Das nunmehrige Quintett führt also aufs vorlaute Uhrenkommando die Gläser an die Lippen, gießt den Schampus abrupt hinunter mit militärisch entschlossenem Zug, Dona Porfiria mit weiterer hunnischer Lebensweisheit wie nich lang schnacken, Kopp in’n Nacken! Streng weiß, was sich gehört, winkt der Serviererin, lässt nachgießen. „Wohlsein!“ - „Saluto!“ – „Prosit!“ - „Echante’“ und auch „GOTT will es!“; wieder fünfmal zugleich geschossen. Weiteres ertönt nicht … es hätte ohne Zweifel gepasst, aber ein HEIL! lässt man doch stecken.

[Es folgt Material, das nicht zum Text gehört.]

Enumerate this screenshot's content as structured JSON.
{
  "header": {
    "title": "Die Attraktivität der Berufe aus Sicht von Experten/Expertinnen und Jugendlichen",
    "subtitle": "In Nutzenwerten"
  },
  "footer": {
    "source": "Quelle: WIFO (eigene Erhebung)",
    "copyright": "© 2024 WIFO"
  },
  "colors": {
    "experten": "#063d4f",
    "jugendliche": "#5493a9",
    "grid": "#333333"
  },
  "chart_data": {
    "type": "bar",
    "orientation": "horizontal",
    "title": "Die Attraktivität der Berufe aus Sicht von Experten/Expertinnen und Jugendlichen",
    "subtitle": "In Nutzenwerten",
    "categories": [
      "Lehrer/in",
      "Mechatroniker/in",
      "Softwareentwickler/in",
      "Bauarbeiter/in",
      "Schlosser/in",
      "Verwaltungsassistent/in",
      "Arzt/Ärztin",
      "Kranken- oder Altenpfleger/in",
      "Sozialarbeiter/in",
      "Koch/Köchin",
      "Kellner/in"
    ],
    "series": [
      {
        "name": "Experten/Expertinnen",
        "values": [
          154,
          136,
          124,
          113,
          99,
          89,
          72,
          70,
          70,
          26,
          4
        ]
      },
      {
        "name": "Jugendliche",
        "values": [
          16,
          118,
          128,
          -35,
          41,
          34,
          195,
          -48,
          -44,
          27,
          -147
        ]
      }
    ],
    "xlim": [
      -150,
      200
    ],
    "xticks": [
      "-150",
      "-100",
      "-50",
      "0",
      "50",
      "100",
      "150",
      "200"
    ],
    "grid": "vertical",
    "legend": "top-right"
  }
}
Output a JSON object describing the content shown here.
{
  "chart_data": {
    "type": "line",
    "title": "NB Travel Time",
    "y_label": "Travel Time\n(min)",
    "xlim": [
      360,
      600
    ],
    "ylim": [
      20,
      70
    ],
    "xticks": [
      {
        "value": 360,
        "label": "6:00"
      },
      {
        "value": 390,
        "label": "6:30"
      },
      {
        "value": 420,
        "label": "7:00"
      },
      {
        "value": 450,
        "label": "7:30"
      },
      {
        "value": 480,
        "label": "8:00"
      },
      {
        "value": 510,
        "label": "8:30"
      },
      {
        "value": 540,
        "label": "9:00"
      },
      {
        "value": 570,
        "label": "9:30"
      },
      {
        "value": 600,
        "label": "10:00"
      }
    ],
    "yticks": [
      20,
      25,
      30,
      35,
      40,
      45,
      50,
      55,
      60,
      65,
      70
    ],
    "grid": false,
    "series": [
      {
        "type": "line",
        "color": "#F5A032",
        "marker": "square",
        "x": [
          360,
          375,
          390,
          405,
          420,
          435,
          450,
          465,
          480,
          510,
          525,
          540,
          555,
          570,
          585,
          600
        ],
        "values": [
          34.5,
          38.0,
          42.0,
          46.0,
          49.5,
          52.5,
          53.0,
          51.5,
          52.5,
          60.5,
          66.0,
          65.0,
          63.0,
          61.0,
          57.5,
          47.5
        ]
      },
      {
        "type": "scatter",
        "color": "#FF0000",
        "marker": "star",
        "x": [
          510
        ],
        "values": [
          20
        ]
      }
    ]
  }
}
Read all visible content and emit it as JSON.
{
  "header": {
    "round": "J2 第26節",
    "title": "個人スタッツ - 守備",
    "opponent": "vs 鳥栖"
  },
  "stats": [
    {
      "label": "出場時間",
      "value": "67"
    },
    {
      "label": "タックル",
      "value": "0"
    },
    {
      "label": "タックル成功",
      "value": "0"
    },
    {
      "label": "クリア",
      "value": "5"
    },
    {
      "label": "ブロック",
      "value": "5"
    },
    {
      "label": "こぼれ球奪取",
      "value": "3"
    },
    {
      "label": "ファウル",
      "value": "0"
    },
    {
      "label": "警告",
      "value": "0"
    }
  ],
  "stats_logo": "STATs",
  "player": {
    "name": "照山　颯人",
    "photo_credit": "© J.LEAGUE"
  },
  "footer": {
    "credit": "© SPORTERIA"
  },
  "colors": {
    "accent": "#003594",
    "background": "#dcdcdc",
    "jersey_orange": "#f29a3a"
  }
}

Streng geht zum Portal, sieht durch den Türspion: nebenan ist der Spiegelsaal von bunt Uniformierten kerzenhell verzaubert worden; weils muffig riecht, haben die Muschkoten die äußeren Vernagelungen entfernt, die Flügel geöffnet fürs frische Abendlüftchen - Cimarronesballons? Stoßtrupps? Pah! Gepfiffen auf die Mistböcke! Der schwarzweißrote Radkreisstander der ProPatria und die gelb-zinnober'sche LaPelargonia an der Stirnwand des Sälchens werden wach und regen sich im Hauch. Leise dringen gelegentliche Schreie herüber aus den Scheunen, was hier jedoch niemand übermäßig stört.

Nach dem Ausguss kommen die Pokale aufs Tablett, welches vorgenanntes Servierfrollein Darota, eine wohlgebaute polnischstämmige Maid (Dona Porfiria: Polenmädchen = heiße Mädchen!) still und stumm hinter den Lederchaiselongues bereit hält zum gefälligen Behältnisabwurf. Die Offizialen schreiten jetzt knarrend in Richtung vorgenannter Saaltür, als beschürzte Nachhut Darota hinter sich, welche hinten herum auch wieder in die Gedanken Dona Porfirias schleicht die stramme Hafermastgans! Ob Darota etwas hält von solchen Offerten, egal, ob von Herren oder Herrinnen, ist fraglich … warte ab, Porfiria! Vielleicht ist Polen doch noch nicht verloren!